Man-Made Material Pushes the Bounds of Superconductivity 133
An anonymous reader writes "A multi-university team of researchers has artificially engineered a unique multilayer material that could lead to breakthroughs in both superconductivity research and in real-world applications. The researchers can tailor the material, which seamlessly alternates between metal and oxide layers, to achieve extraordinary superconducting properties — in particular, the ability to transport much more electrical current than non-engineered materials."
Resistance and temperature (Score:5, Interesting)
The question -- as it always is -- is: What is the operating temperature range for this material? Because if it's still "refrigerate or die", applications will not expand much beyond where they are today.
If we get superconductors we can use as power transmission lines in normal environmental temperature ranges, that'll be a serious game-changer.
Re:Resistance and temperature (Score:5, Interesting)

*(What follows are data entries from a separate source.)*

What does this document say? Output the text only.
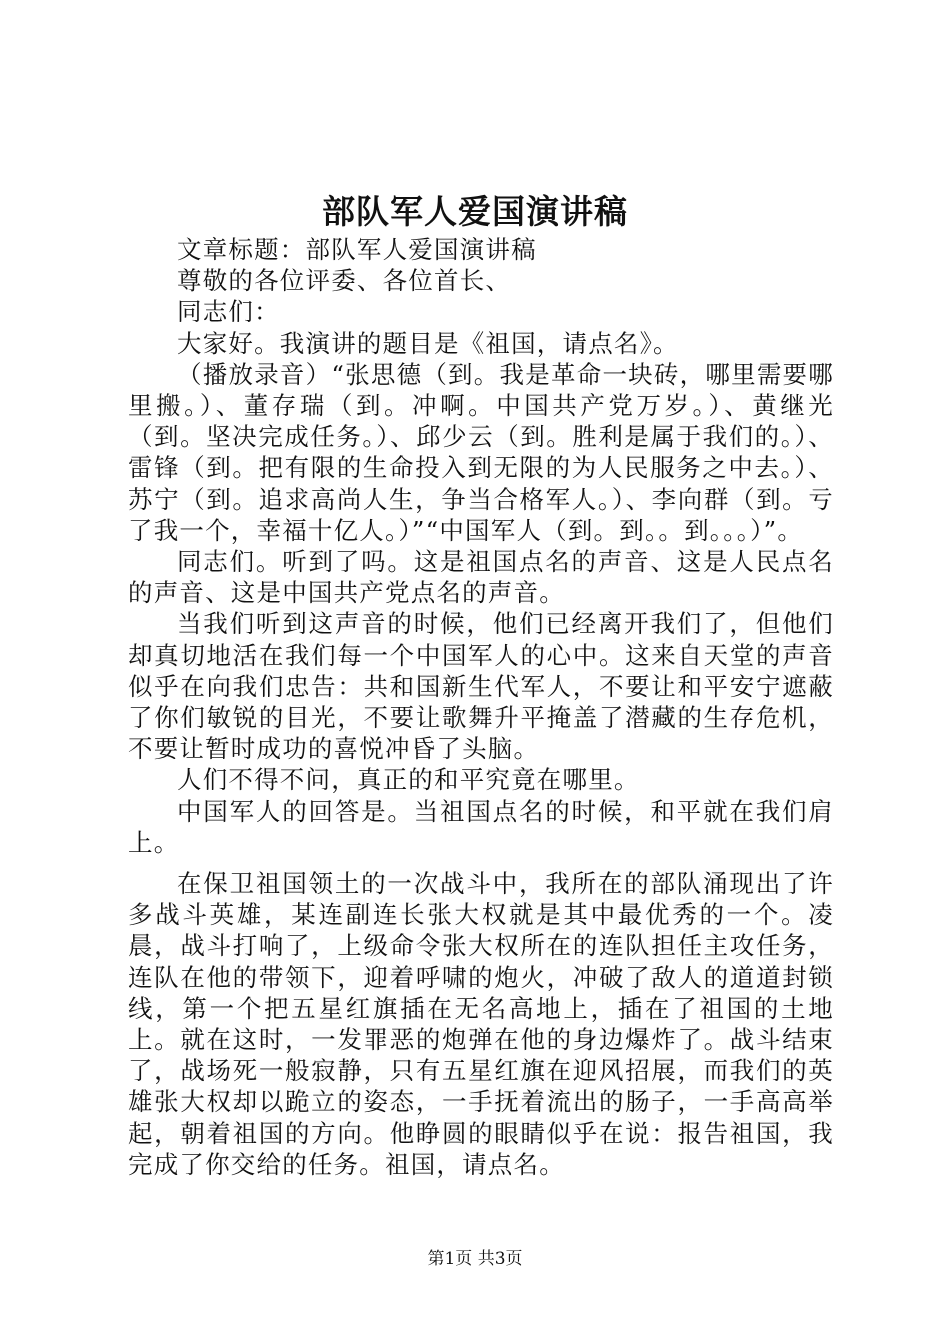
部队军人爱国演讲稿

文章标题：部队军人爱国演讲稿

尊敬的各位评委、各位首长、

同志们：

大家好。我演讲的题目是《祖国，请点名》。

（播放录音）“张思德（到。我是革命一块砖，哪里需要哪里搬。）、董存瑞（到。冲啊。中国共产党万岁。）、黄继光（到。坚决完成任务。）、邱少云（到。胜利是属于我们的。）、雷锋（到。把有限的生命投入到无限的为人民服务之中去。）、苏宁（到。追求高尚人生，争当合格军人。）、李向群（到。亏了我一个，幸福十亿人。）”“中国军人（到。到。。到。。。）”。

同志们。听到了吗。这是祖国点名的声音、这是人民点名的声音、这是中国共产党点名的声音。

当我们听到这声音的时候，他们已经离开我们了，但他们却真切地活在我们每一个中国军人的心中。这来自天堂的声音似乎在向我们忠告：共和国新生代军人，不要让和平安宁遮蔽了你们敏锐的目光，不要让歌舞升平掩盖了潜藏的生存危机，不要让暂时成功的喜悦冲昏了头脑。

人们不得不问，真正的和平究竟在哪里。

中国军人的回答是。当祖国点名的时候，和平就在我们肩上。

在保卫祖国领土的一次战斗中，我所在的部队涌现出了许多战斗英雄，某连副连长张大权就是其中最优秀的一个。凌晨，战斗打响了，上级命令张大权所在的连队担任主攻任务，连队在他的带领下，迎着呼啸的炮火，冲破了敌人的道道封锁线，第一个把五星红旗插在无名高地上，插在了祖国的土地上。就在这时，一发罪恶的炮弹在他的身边爆炸了。战斗结束了，战场死一般寂静，只有五星红旗在迎风招展，而我们的英雄张大权却以跪立的姿态，一手抚着流出的肠子，一手高高举起，朝着祖国的方向。他睁圆的眼睛似乎在说：报告祖国，我完成了你交给的任务。祖国，请点名。

第1页 共3页
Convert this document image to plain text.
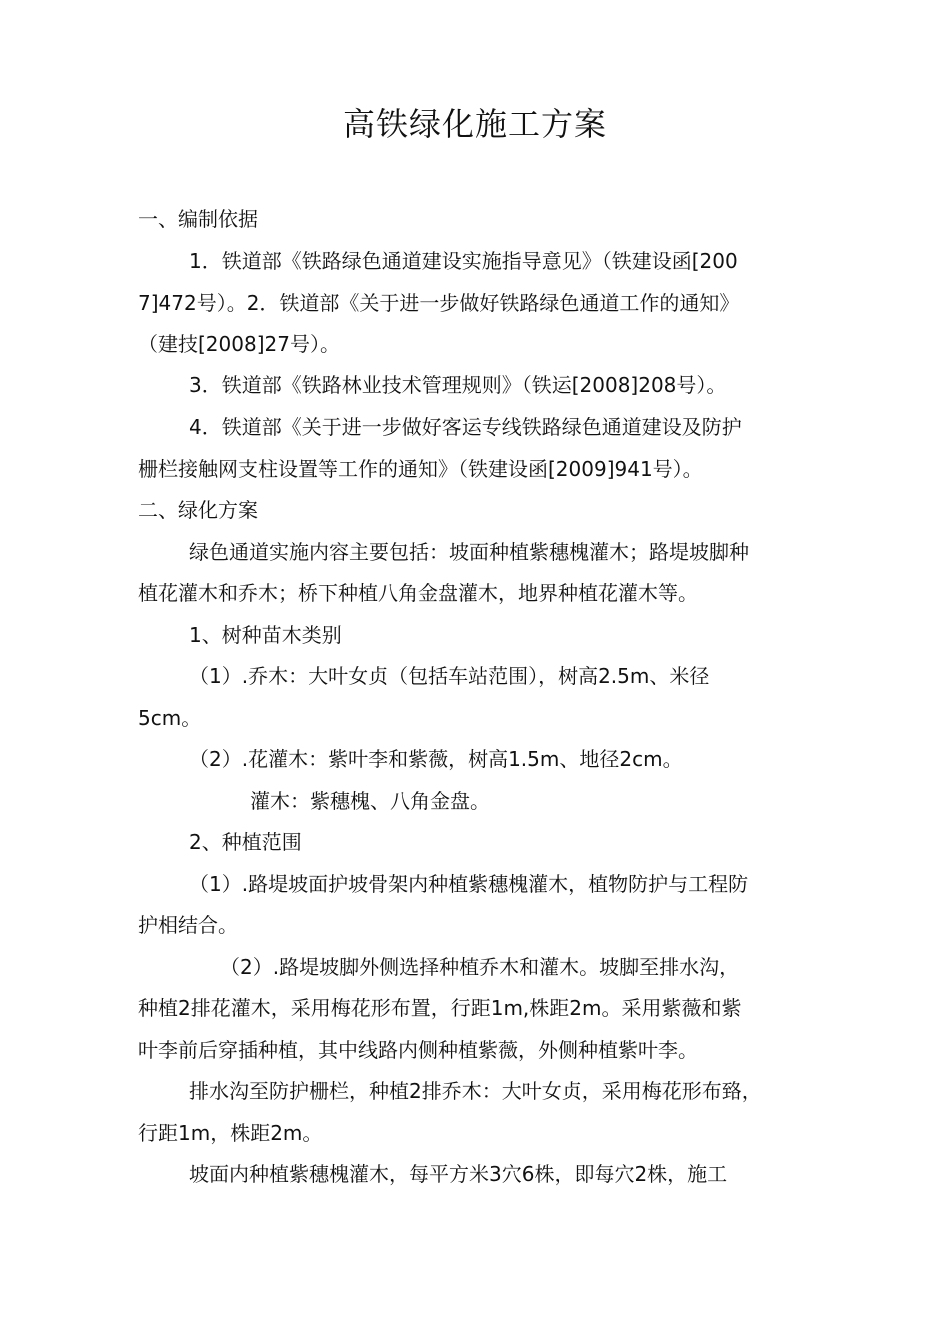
高铁绿化施工方案
一、编制依据
1．铁道部《铁路绿色通道建设实施指导意见》（铁建设函[200
7]472号）。2．铁道部《关于进一步做好铁路绿色通道工作的通知》
（建技[2008]27号）。
3．铁道部《铁路林业技术管理规则》（铁运[2008]208号）。
4．铁道部《关于进一步做好客运专线铁路绿色通道建设及防护
栅栏接触网支柱设置等工作的通知》（铁建设函[2009]941号）。
二、绿化方案
绿色通道实施内容主要包括：坡面种植紫穗槐灌木；路堤坡脚种
植花灌木和乔木；桥下种植八角金盘灌木，地界种植花灌木等。
1、树种苗木类别
（1）.乔木：大叶女贞（包括车站范围），树高2.5m、米径
5cm。
（2）.花灌木：紫叶李和紫薇，树高1.5m、地径2cm。
灌木：紫穗槐、八角金盘。
2、种植范围
（1）.路堤坡面护坡骨架内种植紫穗槐灌木，植物防护与工程防
护相结合。
（2）.路堤坡脚外侧选择种植乔木和灌木。坡脚至排水沟，
种植2排花灌木，采用梅花形布置，行距1m,株距2m。采用紫薇和紫
叶李前后穿插种植，其中线路内侧种植紫薇，外侧种植紫叶李。
排水沟至防护栅栏，种植2排乔木：大叶女贞，采用梅花形布臵，
行距1m，株距2m。
坡面内种植紫穗槐灌木，每平方米3穴6株，即每穴2株，施工
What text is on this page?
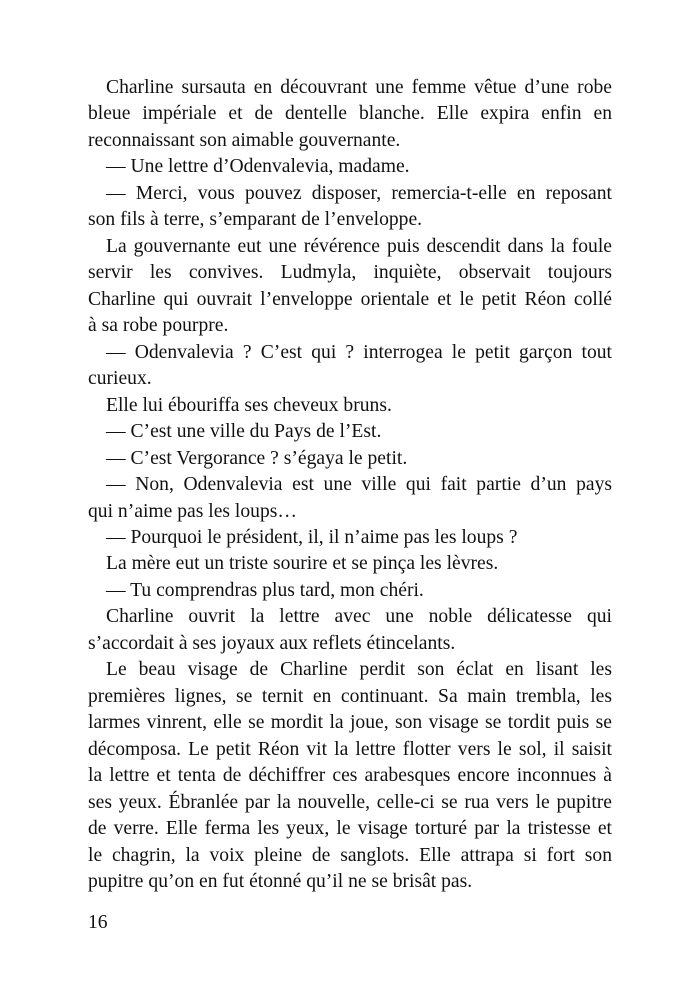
Charline sursauta en découvrant une femme vêtue d’une robe
bleue impériale et de dentelle blanche. Elle expira enfin en
reconnaissant son aimable gouvernante.
— Une lettre d’Odenvalevia, madame.
— Merci, vous pouvez disposer, remercia-t-elle en reposant
son fils à terre, s’emparant de l’enveloppe.
La gouvernante eut une révérence puis descendit dans la foule
servir les convives. Ludmyla, inquiète, observait toujours
Charline qui ouvrait l’enveloppe orientale et le petit Réon collé
à sa robe pourpre.
— Odenvalevia ? C’est qui ? interrogea le petit garçon tout
curieux.
Elle lui ébouriffa ses cheveux bruns.
— C’est une ville du Pays de l’Est.
— C’est Vergorance ? s’égaya le petit.
— Non, Odenvalevia est une ville qui fait partie d’un pays
qui n’aime pas les loups…
— Pourquoi le président, il, il n’aime pas les loups ?
La mère eut un triste sourire et se pinça les lèvres.
— Tu comprendras plus tard, mon chéri.
Charline ouvrit la lettre avec une noble délicatesse qui
s’accordait à ses joyaux aux reflets étincelants.
Le beau visage de Charline perdit son éclat en lisant les
premières lignes, se ternit en continuant. Sa main trembla, les
larmes vinrent, elle se mordit la joue, son visage se tordit puis se
décomposa. Le petit Réon vit la lettre flotter vers le sol, il saisit
la lettre et tenta de déchiffrer ces arabesques encore inconnues à
ses yeux. Ébranlée par la nouvelle, celle-ci se rua vers le pupitre
de verre. Elle ferma les yeux, le visage torturé par la tristesse et
le chagrin, la voix pleine de sanglots. Elle attrapa si fort son
pupitre qu’on en fut étonné qu’il ne se brisât pas.
16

Power transmission is the easy one to see a payoff for, though. I've seen various sources claiming power line losses run anywhere from 7% to 17%. Also consider the energy we use shipping trains full of coal from the mines across the country to the generating plants located near the consumers. Superconductive lines could enable them to build power plants near the mines and push the current over the grid.
Even if the tech was expensive to install on a per mile basis, if they could swap out the existing lines for superconducting lines, they wouldn't have to sign new land leasing deals for extra towers. Superconductors would enable them to shove 10X or 100X the power over the grid without having drastic changes elsewhere.
That's one of the biggest limiting factors to wind generation today, by the way. The grid across the sparsely populated windy plains was originally designed to carry just a few tens of megawatts into a region that doesn't have large industrial plants and doesn't see a high demand. It was never designed to carry gigawatts of power out of the area. New windmills are actually straining the existing grid. An efficient distribution network would let those prairie windmills sell power all the way out to the coasts.
Re:Resistance and temperature (Score:5, Interesting)
There are quite a few other relatively cheap options below 77K. In particular using vacuum to lower the temperature of liquid Nitrogen is pretty easy and gets you to 64K with the nitrogen still a liquid. Same trick with liquid Oxygen (also dirt cheap) gets you to 55K and liquid Neon is about 25K (and when we run out of easily mineable Helium it will be cheaper than helium). Liquid Hydrogen can be used at down to 14K using evacuation (20K at atmospheric pressure).
Paywalled into obscurity - try this thread instead (Score:2, Interesting)
Topological Superconductors - 300K and higher, but still not usable
The relevant google search [google.com].
A relevant result from Joint Quantum Institute [umd.edu]
Ultraconductors got killed in the 2008 market crash. Had they not got killed, they were making superconductors out of plastic, they called it Ultraconductor [chavaenergy.com]. (Not to be confused with the speaker cables of the same name). This stuff conducted at room temperature a million times better than silver! I have no doubt they could have done it, had the economy not killed them. Here are the relevant patents.
US Patent 5,777,292 [google.com] - Materials having high electrical conductivity at room teperatures and ... ...
US Patent 6,804,105 [google.com] - Enriched macromolecular materials having temperature-independent high
Here's a 2005 interview (.pdf, sorry), which may give some insight about Ultraconductor.
The 2000 Nobel Prize in Chemistry [nobelprize.org] (pdf) offers some good info about conductive polymers.
US Patent 7,014,795 [google.com] discusses the growth of crystalized electron pairs (otherwise referred to as polarons in other places), the diagrams are especially helpful.
I believe it is well within the capabilities of any non-chemistry adverse hackerspace to eventually create polymer cables which are 10 to 10 million times better than silver at conducting electricity.